When starting from initial conditions created for Gadget, some additional flags can be used to convert the values from h-full to h-free and remove the additional \(\sqrt{a}\) in the velocities:
Whether to re-scale all the fields to remove powers of h from the quantities:
cleanup_h_factors
(default:0
),Whether to re-scale the velocities to remove the \(\sqrt{a}\) assumed by Gadget :
cleanup_velocity_factors
(default:0
).
The h-factors are self-consistently removed according to their units
and this is applied to all the quantities irrespective of particle
types. The correct power of h
is always calculated for each
quantity.
Finally, SWIFT also offers these options:
A factor to re-scale all the smoothing-lengths by a fixed amount:
smoothing_length_scaling
(default:1.
),A shift to apply to all the particles:
shift
(default:[0.0,0.0,0.0]
),Whether to replicate the box along each axis:
replicate
(default:1
).Whether to re-map the IDs to the range
[0, N]
and hence discard the original IDs from the IC file:remap_ids
(default:0
).
The shift is expressed in internal units and will be written to the header of the snapshots. The option to replicate the box is especially useful for weak-scaling tests. When set to an integer >1, the box size is multiplied by this integer along each axis and the particles are duplicated and shifted such as to create exact copies of the simulation volume.
The remapping of IDs is especially useful in combination with the option to
generate increasing IDs when splitting gas particles as it allows for the
creation of a compact range of IDs beyond which the new IDs generated by
splitting can be safely drawn from. Note that, when remap_ids
is
switched on the ICs do not need to contain a ParticleIDs
field.
Both replication and remapping explicitly overwrite any particle IDs
provided in the initial conditions. This may cause problems for runs
with neutrino particles, as some models assume that that the particle
ID was used as a random seed for the Fermi-Dirac momentum. In this case,
the Neutrino:generate_ics
option can be used to generate new initial
conditions based on the replicated or remapped IDs. See Neutrino implementation
for details.
Name of a HDF5 group to copy from the ICs file(s):
metadata_group_name
(default:ICs_parameters
)
If the initial conditions generator writes a HDF5 group with the parameters used to make the initial conditions, this group can be copied through to the output snapshots by specifying its name.
The full section to start a DM+hydro run from Gadget DM-only ICs would be:
InitialConditions:
file_name: my_ics.hdf5
periodic: 1
cleanup_h_factors: 1
cleanup_velocity_factors: 1
generate_gas_in_ics: 1
cleanup_smoothing_lengths: 1
metadata_group_name: ICs_parameters
Physical Constants
For some idealised test it can be useful to overwrite the value of some physical constants; in particular the value of the gravitational constant and vacuum permeability. SWIFT offers an optional parameter to overwrite the value of \(G_N\) and \(\mu_0\).
PhysicalConstants:
G: 1
mu_0: 1
Note that this set \(G\) to the specified value in the internal system of units.
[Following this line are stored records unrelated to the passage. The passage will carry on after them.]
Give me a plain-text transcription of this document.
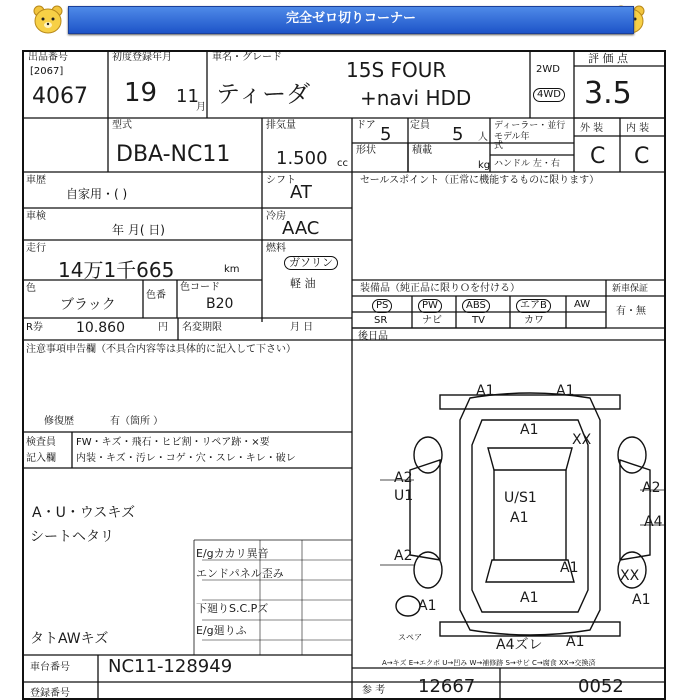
完全ゼロ切りコーナー
出品番号
[2067]
4067
初度登録年月
19 11
月
車名・グレード
ティーダ
15S FOUR
+navi HDD
2WD
4WD
評 価 点
3.5
型式
DBA-NC11
排気量
1.500 cc
ドア 5 定員 5 人
ディーラー・並行
モデル年式
形状	積載
kg ハンドル 左・右
外 装 内 装
C C
車歴
自家用・( )
車検
年 月( 日)
走行
14万1千665	km
色
ブラック
色番
色コード
B20
R券 10.860	円 名変期限	月 日
注意事項申告欄（不具合内容等は具体的に記入して下さい）
修復歴	有（箇所 ）
検査員
記入欄
FW・キズ・飛石・ヒビ割・リペア跡・×要
内装・キズ・汚レ・コゲ・穴・スレ・キレ・破レ
A・U・ウスキズ
シートヘタリ
E/gカカリ異音
エンドパネル歪み
下廻りS.C.Pズ
E/g廻りふ
タトAWキズ
シフト
AT
冷房
AAC
燃料
ガソリン
軽 油
セールスポイント（正常に機能するものに限ります）
装備品（純正品に限りＯを付ける）
PS	PW	ABS	エアB	AW
SR	ナビ	TV	カワ
新車保証
有・無
後日品
A1	A1
A1
XX
A2
U1
A2
U/S1
A1	A4
A2
XX
A1	A1	A1
A4ズレ A1
A1
スペア
A→キズ E→エクボ U→凹み W→補修跡 S→サビ C→腐食 XX→交換済
車台番号 NC11-128949
登録番号	参 考 12667	0052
Setting a value of 1 when using the system of units (10^10 Msun, Mpc, km/s) will mean that \(G_N=1\) in these units [2] instead of the normal value \(G_N=43.00927\). The same applies to \(\mu_0\).
This option is only used for specific tests and debugging. This entire section of the YAML file can typically be left out. More constants may be handled in the same way in future versions.
Snapshots
The Snapshots
section of the parameter file contains all the options related to
the dump of simulation outputs in the form of HDF5 Snapshots. The main
parameter is the base name that will be used for all the outputs in the run:
The base name of the HDF5 snapshots:
basename
.
This name will then be appended by an under-score and 4 digits followed by
.hdf5
(e.g. base_name_1234.hdf5
). The 4 digits are used to label the
different outputs, starting at 0000
. In the default setup the digits simply
increase by one for each snapshot. (See Output List to change that
behaviour.)
The time of the first snapshot is controlled by the two following options:
Time of the first snapshot (non-cosmological runs):
time_first
,Scale-factor of the first snapshot (cosmological runs):
scale_factor_first
.
One of those two parameters has to be provided depending on the type of run. In the case of non-cosmological runs, the time of the first snapshot is expressed in the internal units of time. Users also have to provide the difference in time (or scale-factor) between consecutive outputs:
Time difference between consecutive outputs:
delta_time
.
In non-cosmological runs this is also expressed in internal units. For cosmological runs, this value is multiplied to obtain the scale-factor of the next snapshot. This implies that the outputs are equally spaced in \(\log(a)\) (See Output List to have snapshots not regularly spaced in time).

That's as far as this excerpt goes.